El pavo no podía sufrir al gallo, por la misma razón que el gallo no podía sufrir al pavo, porque uno y otro eran muy vanidosos; y si cien seres modestos viven en perfecta armonía, en cambio no pueden estar juntos dos vanidosos; y el pavo escarneció al gallo, y con su voz poco agradable dijo:

Gallinitas, gallinitas,
ese gallo tonto y feo
os ordena que al instante
os vayáis al gallinero.
¡Quiquiriquí!
Borriquito, ven aquí.

Se le puso roja de ira la cresta al gallo, que saltó sobre el pavo.

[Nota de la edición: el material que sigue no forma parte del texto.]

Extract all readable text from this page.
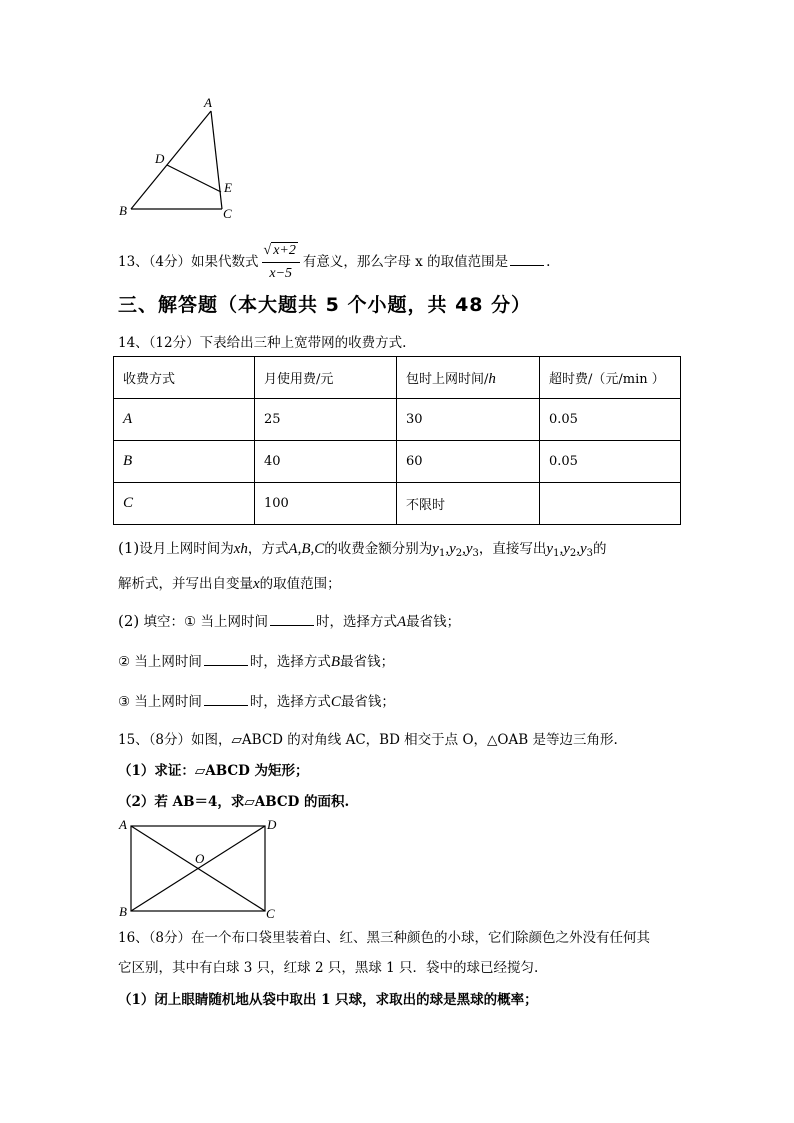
A
D
E
B	C
13、（4分）如果代数式 $\frac{√ x+2}{x-5}$ 有意义，那么字母 x 的取值范围是	.
三、解答题（本大题共 5 个小题，共 48 分）
14、（12分）下表给出三种上宽带网的收费方式.
收费方式	月使用费/元	包时上网时间/h	超时费/（元/min ）
A	25	30	0.05
B	40	60	0.05
C	100	不限时	
(1)设月上网时间为xh，方式A,B,C的收费金额分别为$y_1,y_2,y_3$，直接写出$y_1,y_2,y_3$的
解析式，并写出自变量x的取值范围；
(2) 填空：① 当上网时间	时，选择方式A最省钱；
② 当上网时间	时，选择方式B最省钱；
③ 当上网时间	时，选择方式C最省钱；
15、（8分）如图，▱ABCD 的对角线 AC，BD 相交于点 O，△OAB 是等边三角形.
（1）求证：▱ABCD 为矩形；
（2）若 AB＝4，求▱ABCD 的面积.
A	D
O
B	C
16、（8分）在一个布口袋里装着白、红、黑三种颜色的小球，它们除颜色之外没有任何其
它区别，其中有白球 3 只，红球 2 只，黑球 1 只．袋中的球已经搅匀.
（1）闭上眼睛随机地从袋中取出 1 只球，求取出的球是黑球的概率；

Defendiose éste y armose una de picotazos que fue necesario les pusiera en paz Isidro, enseñándoles el palo. Mientras tanto los pequeñuelos de la golondrina se habían acurrucado debajo de las alas de su madre, no sin que ésta les hubiese enseñado antes de dormirse a imitar su canto para dar gracias a Dios por todos los beneficios recibidos durante el día.

Tranquilamente dormían cuando despertaron con sobresalto al oír los ladridos de Inquieto. Aquella noche molestaron más que nunca a la madre, porque molestaban a sus hijos; y asomando la cabeza fuera del nido, llamó al perro y le dijo:

-¿Por qué ladras a la luna?

-Porque nadie pasa por aquí sin que yo lo consienta, y no quiero que ella se libre de aquello a que todos los demás se sujetan.

-No seas tonto: ¿no adviertes que la luna está tan alta que no llegan hasta ella tus ladridos?

-Te engañas. Ya verás cómo la espanto y se oculta.

-¡Qué necio eres! No se oculta; es que en tu pequeñez no la ves; pero ella está en el espacio y ni te oye ni te hace caso.

-¿Que no me hace caso? Ahora lo sabrás. Allí está y me la como de una dentellada.

-¿Dónde?

-En el pozo.

Inquieto echó a correr hacia el pozo. La golondrina gritole:

-Cuidado, amigo, que vas a morir. Tú siempre has amado el peligro, y perecerás en él. Te has empeñado en un imposible, y te estrellarás.

-Imbécil golondrina, ladraba el perro mientras daba vueltas alrededor del pozo; ¿qué sabes tú de la luna y de lo que yo puedo? Aquí la tengo y voy a llevártela despedazada.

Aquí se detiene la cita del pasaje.